Cyanobacteria are blue-green algae include a highly diverse group of prokaryotic microorganisms exhibiting oxygenic photosynthesis (Manage et al., 2009). The major cause for eutrophication is the occurrence of particular cyanobacteria blooms (Xu et al., 2011). Phylogenetically (as based on the small subunit ribosomal RNA-based tree of life) they are a coherent group within the domain Bacteria. Environmental conditions such as pH, temperature, light intensity and nutrient (nitrate and phosphate) content will persuade or enhance cyanobacteria population (Bownik, 2010). Cyanobacteria perform oxygenic photosynthesis just like eukaryotic green algae and higher plant, the chloroplasts of eukaryotic algae and higher plants have originated from endosymbiotic relationships with cyanobacteria (Raven and Allen, 2003). Their principal storage products are cyanophycean starch and glycogen together with specialized intracellular storage compounds like lipids, protein containing cyanophycean granules and polyphosphate bodies. Cyanobacteria are genetically highly diverse. (Whitton and Potts, 2007)

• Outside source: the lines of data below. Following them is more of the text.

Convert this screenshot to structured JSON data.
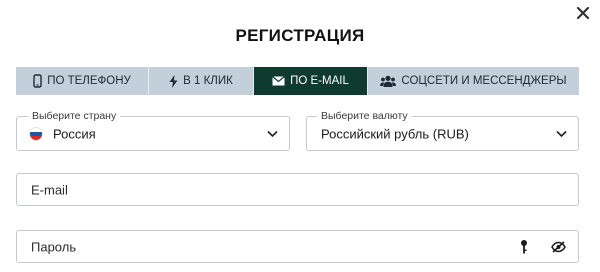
{
  "dialog": {
    "title": "РЕГИСТРАЦИЯ",
    "close_icon": "close-icon"
  },
  "tabs": [
    {
      "label": "ПО ТЕЛЕФОНУ",
      "icon": "phone-icon",
      "active": false
    },
    {
      "label": "В 1 КЛИК",
      "icon": "lightning-icon",
      "active": false
    },
    {
      "label": "ПО E-MAIL",
      "icon": "envelope-icon",
      "active": true
    },
    {
      "label": "СОЦСЕТИ И МЕССЕНДЖЕРЫ",
      "icon": "users-icon",
      "active": false
    }
  ],
  "form": {
    "country": {
      "legend": "Выберите страну",
      "value": "Россия",
      "flag_icon": "russia-flag-icon",
      "flag_colors": [
        "#ffffff",
        "#1c57a5",
        "#d52b1e"
      ]
    },
    "currency": {
      "legend": "Выберите валюту",
      "value": "Российский рубль (RUB)"
    },
    "email": {
      "placeholder": "E-mail",
      "value": ""
    },
    "password": {
      "placeholder": "Пароль",
      "value": "",
      "generate_icon": "key-icon",
      "visibility_icon": "eye-slash-icon"
    }
  },
  "colors": {
    "active_tab": "#0f3b2f",
    "tab_bar": "#c3d0dc",
    "border": "#c4c9cf"
  }
}
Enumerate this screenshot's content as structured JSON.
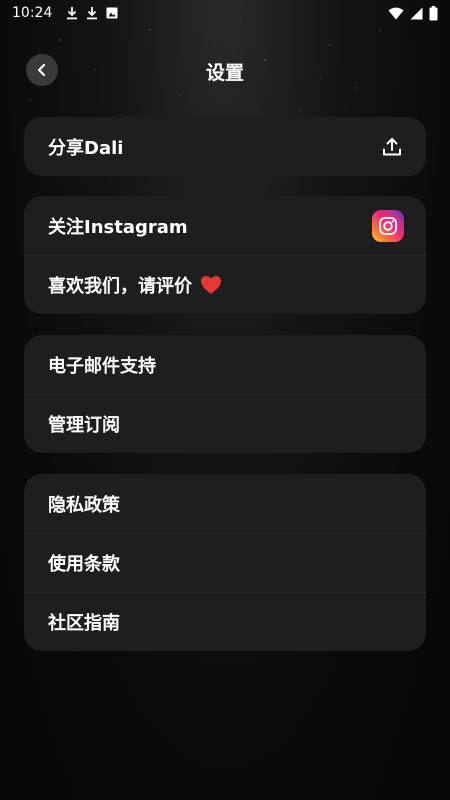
{
  "status_bar": {
    "time": "10:24",
    "icons": [
      "download-icon",
      "download-icon",
      "photo-icon",
      "wifi-icon",
      "battery-icon"
    ]
  },
  "header": {
    "back_icon": "chevron-left-icon",
    "title": "设置"
  },
  "cards": [
    {
      "items": [
        {
          "label": "分享Dali",
          "trailing_icon": "share-upload-icon"
        }
      ]
    },
    {
      "items": [
        {
          "label": "关注Instagram",
          "trailing_icon": "instagram-icon"
        },
        {
          "label": "喜欢我们，请评价",
          "inline_icon": "heart-icon"
        }
      ]
    },
    {
      "items": [
        {
          "label": "电子邮件支持"
        },
        {
          "label": "管理订阅"
        }
      ]
    },
    {
      "items": [
        {
          "label": "隐私政策"
        },
        {
          "label": "使用条款"
        },
        {
          "label": "社区指南"
        }
      ]
    }
  ],
  "colors": {
    "background": "#0b0b0b",
    "card": "#1e1e1e",
    "divider": "#2b2b2b",
    "heart": "#e53935",
    "back_button": "#3a3a3a"
  }
}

Various strains of cyanobacteria are known to produce intracellular (Endo-metabolites) and extracellular metabolites (Exo-metabolites) with diverse biological activities such as antibacterial, antifungal cytotoxic algaecide, immunosuppressive, and antiviral activities (Kundim et al, 2003).  Exo-metabolites are isolated through the cell free extract such as a new brominated indole alkaloid, designated as bromoanaindolone, was isolated from the culture media of the cyanobacterium Anabaena constricta (Kundim et al., 2003).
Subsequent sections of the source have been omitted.